The words struck Roathe with more force than the psychic blade in the vision. Before he could even process the sting, the Operator reached up. Their touch was surprisingly, devastatingly gentle. With slow, deliberate care, they placed their fingers over Roathe’s hand, easing his sharp claws out of their arm one by one. There was no aggression in the gesture, only a terrifyingly calm dismissal. They handled his hand like one might handle a dangerous but broken toy, mindful of the sharp edges, but completely moved by them.
Once his hand was removed, the Operator stepped back. That gentleness didn't linger; it vanished instantly, replaced by a distance so vast it felt as though they were standing on opposite ends of the system.
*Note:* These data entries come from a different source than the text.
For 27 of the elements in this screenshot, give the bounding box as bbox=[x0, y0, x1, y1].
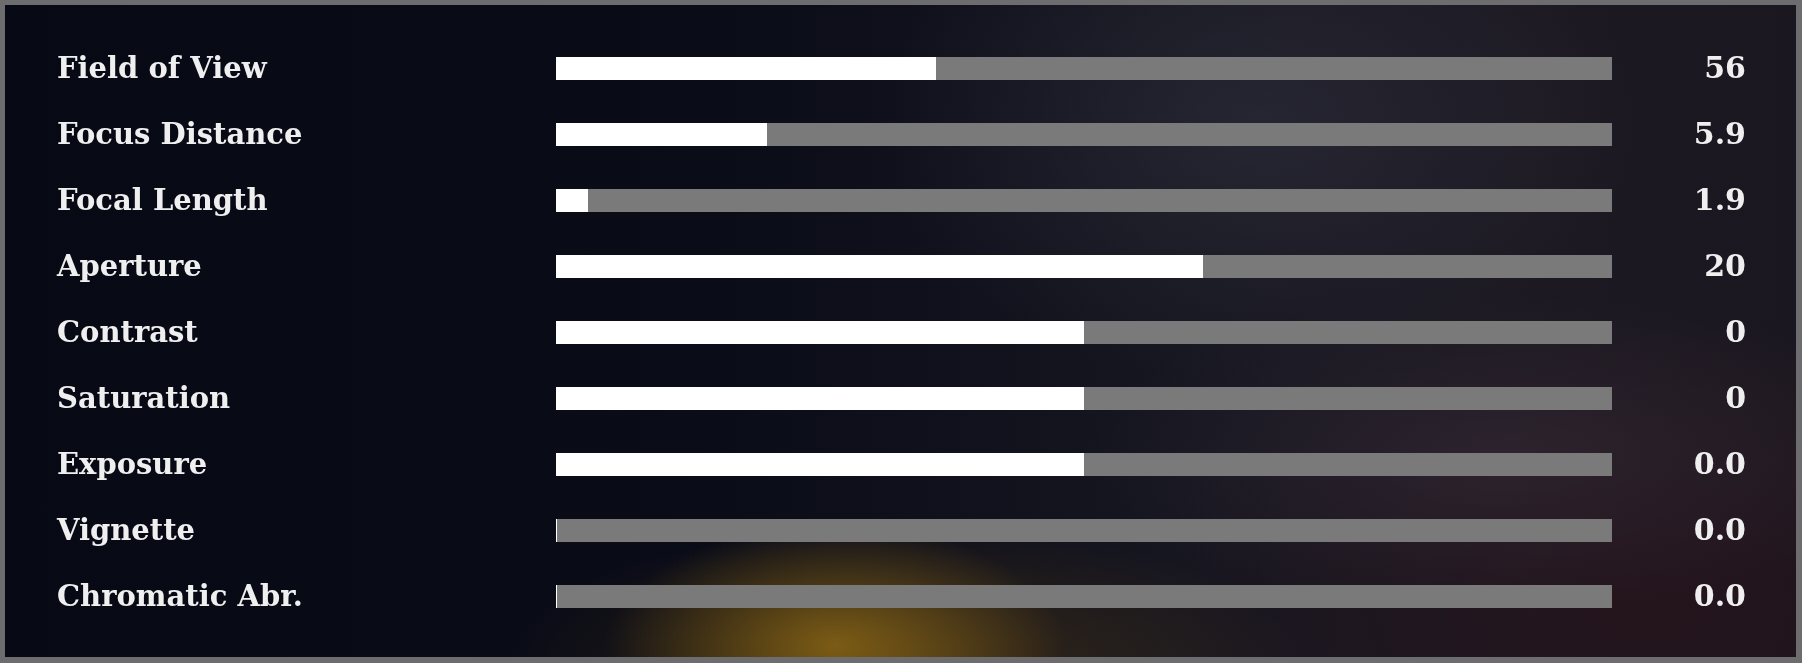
setting-label: Aperture bbox=[57, 248, 202, 284]
slider-track[interactable] bbox=[556, 452, 1612, 476]
setting-value: 1.9 bbox=[1693, 182, 1746, 218]
slider-track[interactable] bbox=[556, 188, 1612, 212]
setting-label: Chromatic Abr. bbox=[57, 578, 303, 614]
setting-label: Field of View bbox=[57, 50, 267, 86]
setting-label: Focus Distance bbox=[57, 116, 303, 152]
setting-label: Vignette bbox=[57, 512, 196, 548]
slider-track[interactable] bbox=[556, 254, 1612, 278]
setting-value: 0.0 bbox=[1693, 578, 1746, 614]
setting-label: Contrast bbox=[57, 314, 198, 350]
setting-value: 0 bbox=[1725, 380, 1746, 416]
setting-value: 0 bbox=[1725, 314, 1746, 350]
setting-label: Focal Length bbox=[57, 182, 268, 218]
slider-track[interactable] bbox=[556, 386, 1612, 410]
slider-track[interactable] bbox=[556, 122, 1612, 146]
setting-value: 20 bbox=[1704, 248, 1746, 284]
slider-track[interactable] bbox=[556, 320, 1612, 344]
slider-track[interactable] bbox=[556, 584, 1612, 608]
setting-value: 0.0 bbox=[1693, 512, 1746, 548]
slider-track[interactable] bbox=[556, 518, 1612, 542]
slider-track[interactable] bbox=[556, 56, 1612, 80]
setting-value: 5.9 bbox=[1693, 116, 1746, 152]
setting-value: 0.0 bbox=[1693, 446, 1746, 482]
setting-label: Saturation bbox=[57, 380, 231, 416]
setting-value: 56 bbox=[1704, 50, 1746, 86]
setting-label: Exposure bbox=[57, 446, 208, 482]
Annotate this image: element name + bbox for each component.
The Operator didn't wait for a response. They turned, their movements fluid and deliberate, the water parting around them with a soft, dismissive hiss. They walked away, their frame receding into the gloom of the Refractory’s exit. They didn't look back to see if he was following.
Roathe remained in the pool, his hand still frozen in mid-air, his claws still slick with the phantom sensation of that teal light. He had spent weeks meticulously bridging the gap between them. And in one moment of Orokin indulgence, he had shattered it. He had taken a leap backward, further into the dark than where they had started. As the Operator’s silhouette vanished, Roathe stood alone in the silence, the weight of his own arrogance finally too heavy to carry.